In the evening, after a
splendid ball, followed by one of those substantial suppers of which
the memory is dying out in the present generation, Monsieur and Madame
Guillaume remained in a fine house belonging to them in the Rue du
Colombier, where the wedding had been held; Monsieur and Madame Lebas
returned in their fly to the old home in the Rue Saint-Denis, to steer
the good ship Cat and Racket.

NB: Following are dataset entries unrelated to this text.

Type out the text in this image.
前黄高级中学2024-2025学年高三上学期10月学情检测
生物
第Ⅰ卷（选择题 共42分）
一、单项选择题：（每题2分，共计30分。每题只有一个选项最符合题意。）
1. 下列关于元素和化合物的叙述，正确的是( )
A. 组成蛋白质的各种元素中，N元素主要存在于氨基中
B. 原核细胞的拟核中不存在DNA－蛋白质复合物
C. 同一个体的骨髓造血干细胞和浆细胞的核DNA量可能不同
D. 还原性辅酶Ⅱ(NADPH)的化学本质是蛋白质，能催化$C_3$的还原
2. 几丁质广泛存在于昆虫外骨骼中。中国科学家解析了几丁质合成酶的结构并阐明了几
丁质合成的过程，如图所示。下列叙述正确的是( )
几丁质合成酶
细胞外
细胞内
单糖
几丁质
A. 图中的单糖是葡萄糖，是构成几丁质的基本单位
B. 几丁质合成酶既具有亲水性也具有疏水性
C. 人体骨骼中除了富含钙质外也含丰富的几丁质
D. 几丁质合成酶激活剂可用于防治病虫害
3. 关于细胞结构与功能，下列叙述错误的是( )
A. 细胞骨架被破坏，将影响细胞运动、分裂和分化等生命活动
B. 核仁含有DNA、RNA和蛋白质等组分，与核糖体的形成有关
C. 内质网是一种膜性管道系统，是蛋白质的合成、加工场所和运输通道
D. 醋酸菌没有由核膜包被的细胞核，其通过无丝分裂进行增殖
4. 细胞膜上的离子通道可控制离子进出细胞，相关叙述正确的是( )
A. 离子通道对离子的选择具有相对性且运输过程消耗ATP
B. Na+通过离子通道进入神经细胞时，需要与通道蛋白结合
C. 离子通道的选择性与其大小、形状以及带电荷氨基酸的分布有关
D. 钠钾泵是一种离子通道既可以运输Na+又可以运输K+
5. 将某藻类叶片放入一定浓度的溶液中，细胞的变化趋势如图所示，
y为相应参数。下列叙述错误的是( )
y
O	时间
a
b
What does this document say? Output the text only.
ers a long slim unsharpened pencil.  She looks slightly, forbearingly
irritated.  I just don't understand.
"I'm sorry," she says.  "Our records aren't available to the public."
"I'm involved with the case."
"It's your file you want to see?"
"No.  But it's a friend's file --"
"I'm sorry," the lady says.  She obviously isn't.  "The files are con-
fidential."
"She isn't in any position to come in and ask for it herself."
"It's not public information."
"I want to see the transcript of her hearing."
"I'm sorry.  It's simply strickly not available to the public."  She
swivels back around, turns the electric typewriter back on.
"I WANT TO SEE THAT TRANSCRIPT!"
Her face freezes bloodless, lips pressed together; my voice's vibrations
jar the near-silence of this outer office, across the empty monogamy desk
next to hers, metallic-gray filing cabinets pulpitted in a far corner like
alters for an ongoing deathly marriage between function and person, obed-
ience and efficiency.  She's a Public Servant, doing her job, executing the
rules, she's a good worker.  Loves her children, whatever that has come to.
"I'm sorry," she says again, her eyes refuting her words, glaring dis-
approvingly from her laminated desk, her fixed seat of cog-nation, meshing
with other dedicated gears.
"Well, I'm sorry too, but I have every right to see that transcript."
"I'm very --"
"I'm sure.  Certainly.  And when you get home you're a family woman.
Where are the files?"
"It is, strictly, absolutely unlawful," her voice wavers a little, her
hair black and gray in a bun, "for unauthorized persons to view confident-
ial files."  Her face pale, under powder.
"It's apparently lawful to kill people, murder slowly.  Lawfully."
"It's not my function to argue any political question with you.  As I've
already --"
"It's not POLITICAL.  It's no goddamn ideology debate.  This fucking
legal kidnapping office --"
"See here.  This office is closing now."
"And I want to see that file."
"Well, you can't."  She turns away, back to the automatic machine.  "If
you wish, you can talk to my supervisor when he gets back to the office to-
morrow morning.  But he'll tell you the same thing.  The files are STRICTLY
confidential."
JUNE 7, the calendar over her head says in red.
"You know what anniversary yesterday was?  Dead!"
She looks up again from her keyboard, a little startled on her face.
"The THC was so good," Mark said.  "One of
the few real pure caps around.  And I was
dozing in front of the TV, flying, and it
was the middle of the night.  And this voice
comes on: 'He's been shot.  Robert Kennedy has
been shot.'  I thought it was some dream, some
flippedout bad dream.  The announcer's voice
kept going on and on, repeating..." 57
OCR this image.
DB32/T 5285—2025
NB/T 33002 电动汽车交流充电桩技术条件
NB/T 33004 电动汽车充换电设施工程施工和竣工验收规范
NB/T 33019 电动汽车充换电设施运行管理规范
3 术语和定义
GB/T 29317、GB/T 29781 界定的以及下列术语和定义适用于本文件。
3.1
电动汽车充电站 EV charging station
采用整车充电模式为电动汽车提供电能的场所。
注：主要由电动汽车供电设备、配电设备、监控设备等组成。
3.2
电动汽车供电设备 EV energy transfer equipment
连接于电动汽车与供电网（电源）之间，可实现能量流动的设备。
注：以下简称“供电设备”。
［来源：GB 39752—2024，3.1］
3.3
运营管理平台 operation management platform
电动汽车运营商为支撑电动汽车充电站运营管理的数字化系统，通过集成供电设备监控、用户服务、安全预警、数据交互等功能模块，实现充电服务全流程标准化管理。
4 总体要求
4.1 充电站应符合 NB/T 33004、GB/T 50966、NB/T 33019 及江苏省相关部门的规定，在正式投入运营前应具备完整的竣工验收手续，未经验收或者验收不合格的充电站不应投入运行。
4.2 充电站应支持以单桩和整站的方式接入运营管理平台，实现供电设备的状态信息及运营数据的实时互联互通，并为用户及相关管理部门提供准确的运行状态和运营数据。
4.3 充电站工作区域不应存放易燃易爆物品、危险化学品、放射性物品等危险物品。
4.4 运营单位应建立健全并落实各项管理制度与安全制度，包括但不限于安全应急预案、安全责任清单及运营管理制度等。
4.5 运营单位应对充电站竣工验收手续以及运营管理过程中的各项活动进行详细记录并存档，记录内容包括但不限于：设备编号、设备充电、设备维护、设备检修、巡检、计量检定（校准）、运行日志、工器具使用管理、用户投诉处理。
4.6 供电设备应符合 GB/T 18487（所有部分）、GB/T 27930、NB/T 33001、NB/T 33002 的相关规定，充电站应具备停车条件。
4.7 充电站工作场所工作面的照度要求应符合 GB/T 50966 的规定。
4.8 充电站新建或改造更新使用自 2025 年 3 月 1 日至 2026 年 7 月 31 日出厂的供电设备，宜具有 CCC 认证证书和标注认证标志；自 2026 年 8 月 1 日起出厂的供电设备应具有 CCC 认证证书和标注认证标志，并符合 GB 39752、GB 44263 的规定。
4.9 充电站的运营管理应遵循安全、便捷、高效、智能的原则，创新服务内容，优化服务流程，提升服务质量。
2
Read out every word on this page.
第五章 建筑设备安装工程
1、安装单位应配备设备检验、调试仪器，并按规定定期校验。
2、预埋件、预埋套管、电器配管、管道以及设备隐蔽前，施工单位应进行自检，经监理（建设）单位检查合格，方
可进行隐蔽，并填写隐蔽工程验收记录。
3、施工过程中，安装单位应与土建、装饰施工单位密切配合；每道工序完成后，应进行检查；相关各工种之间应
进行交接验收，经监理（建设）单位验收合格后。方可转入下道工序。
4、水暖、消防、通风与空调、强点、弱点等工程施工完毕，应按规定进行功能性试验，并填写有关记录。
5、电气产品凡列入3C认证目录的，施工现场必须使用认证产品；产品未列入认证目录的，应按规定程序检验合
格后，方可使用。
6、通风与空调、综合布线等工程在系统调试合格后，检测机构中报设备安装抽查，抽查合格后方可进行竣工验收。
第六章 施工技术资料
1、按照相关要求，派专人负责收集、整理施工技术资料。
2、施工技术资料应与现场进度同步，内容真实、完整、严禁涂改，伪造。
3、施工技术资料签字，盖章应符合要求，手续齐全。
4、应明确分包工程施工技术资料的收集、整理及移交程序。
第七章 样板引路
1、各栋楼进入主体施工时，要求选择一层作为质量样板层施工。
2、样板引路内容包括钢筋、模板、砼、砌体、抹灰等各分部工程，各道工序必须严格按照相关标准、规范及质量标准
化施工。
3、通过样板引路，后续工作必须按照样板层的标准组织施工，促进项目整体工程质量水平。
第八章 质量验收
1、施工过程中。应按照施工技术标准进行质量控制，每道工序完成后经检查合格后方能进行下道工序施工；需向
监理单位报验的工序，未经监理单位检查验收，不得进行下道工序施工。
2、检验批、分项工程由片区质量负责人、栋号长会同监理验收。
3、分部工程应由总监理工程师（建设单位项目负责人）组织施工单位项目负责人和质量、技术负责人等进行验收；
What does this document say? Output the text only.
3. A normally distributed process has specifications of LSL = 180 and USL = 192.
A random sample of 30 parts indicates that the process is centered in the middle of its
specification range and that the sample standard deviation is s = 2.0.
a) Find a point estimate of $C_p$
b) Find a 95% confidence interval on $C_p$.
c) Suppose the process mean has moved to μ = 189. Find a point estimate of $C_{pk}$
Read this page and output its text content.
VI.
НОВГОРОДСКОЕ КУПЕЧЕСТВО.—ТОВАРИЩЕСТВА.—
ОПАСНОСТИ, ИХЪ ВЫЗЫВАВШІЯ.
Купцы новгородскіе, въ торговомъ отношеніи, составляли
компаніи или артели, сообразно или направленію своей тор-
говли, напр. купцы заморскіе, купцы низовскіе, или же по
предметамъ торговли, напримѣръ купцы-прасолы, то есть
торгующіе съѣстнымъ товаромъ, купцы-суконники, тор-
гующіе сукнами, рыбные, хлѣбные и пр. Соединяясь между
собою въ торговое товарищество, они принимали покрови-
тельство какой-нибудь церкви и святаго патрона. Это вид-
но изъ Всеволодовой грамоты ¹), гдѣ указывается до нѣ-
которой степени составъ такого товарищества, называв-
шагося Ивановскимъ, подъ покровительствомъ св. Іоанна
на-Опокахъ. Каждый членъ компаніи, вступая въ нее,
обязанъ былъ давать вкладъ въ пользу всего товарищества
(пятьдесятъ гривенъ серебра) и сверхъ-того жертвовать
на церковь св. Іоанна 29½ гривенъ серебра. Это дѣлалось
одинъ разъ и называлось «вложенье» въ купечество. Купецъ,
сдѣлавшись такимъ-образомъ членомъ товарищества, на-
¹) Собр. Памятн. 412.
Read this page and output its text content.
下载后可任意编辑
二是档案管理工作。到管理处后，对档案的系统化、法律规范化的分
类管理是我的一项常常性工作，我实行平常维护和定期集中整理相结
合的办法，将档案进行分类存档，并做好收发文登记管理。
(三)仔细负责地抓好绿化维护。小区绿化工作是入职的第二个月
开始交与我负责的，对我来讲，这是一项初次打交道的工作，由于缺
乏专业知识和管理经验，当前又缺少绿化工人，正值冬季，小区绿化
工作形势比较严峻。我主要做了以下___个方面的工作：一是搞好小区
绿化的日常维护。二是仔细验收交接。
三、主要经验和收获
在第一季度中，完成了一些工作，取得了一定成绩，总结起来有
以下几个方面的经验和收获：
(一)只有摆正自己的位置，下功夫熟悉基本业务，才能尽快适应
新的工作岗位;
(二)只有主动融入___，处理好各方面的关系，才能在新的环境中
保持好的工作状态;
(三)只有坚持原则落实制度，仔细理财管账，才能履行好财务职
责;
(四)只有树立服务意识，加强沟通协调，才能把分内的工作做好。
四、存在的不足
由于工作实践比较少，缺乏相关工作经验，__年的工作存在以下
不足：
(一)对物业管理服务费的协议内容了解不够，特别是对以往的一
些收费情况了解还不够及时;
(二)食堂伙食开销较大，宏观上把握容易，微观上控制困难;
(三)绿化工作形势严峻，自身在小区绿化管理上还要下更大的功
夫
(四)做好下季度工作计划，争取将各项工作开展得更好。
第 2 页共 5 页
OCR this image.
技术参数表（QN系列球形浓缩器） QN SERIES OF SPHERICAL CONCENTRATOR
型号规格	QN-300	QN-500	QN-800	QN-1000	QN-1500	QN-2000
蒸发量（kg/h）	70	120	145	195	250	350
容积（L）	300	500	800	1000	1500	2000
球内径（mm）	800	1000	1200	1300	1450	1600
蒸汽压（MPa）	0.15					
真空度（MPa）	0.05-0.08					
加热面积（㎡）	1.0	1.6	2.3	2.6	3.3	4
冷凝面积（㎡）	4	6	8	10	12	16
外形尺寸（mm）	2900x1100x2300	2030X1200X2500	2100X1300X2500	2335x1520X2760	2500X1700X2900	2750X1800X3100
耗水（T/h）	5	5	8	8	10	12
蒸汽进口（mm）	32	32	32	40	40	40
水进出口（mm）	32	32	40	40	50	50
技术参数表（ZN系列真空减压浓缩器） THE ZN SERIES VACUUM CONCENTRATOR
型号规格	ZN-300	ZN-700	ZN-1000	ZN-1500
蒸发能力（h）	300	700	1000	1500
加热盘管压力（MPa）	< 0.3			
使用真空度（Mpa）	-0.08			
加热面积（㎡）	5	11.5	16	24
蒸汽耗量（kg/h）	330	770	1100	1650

The artist, intoxicated with happiness,
carried off his beloved Augustine, and eagerly lifting her out of
their carriage when it reached the Rue des Trois-Freres, led her to an
apartment embellished by all the arts.
The fever of passion which possessed Theodore made a year fly over the
young couple without a single cloud to dim the blue sky under which
they lived. Life did not hang heavy on the lovers' hands. Theodore
lavished on every day inexhaustible _fioriture_ of enjoyment, and he
delighted to vary the transports of passion by the soft languor of
those hours of repose when souls soar so high that they seem to have
forgotten all bodily union. Augustine was too happy for reflection;
she floated on an undulating tide of rapture; she thought she could
not do enough by abandoning herself to sanctioned and sacred married
love; simple and artless, she had no coquetry, no reserves, none of
the dominion which a worldly-minded girl acquires over her husband by
ingenious caprice; she loved too well to calculate for the future, and
never imagined that so exquisite a life could come to an end.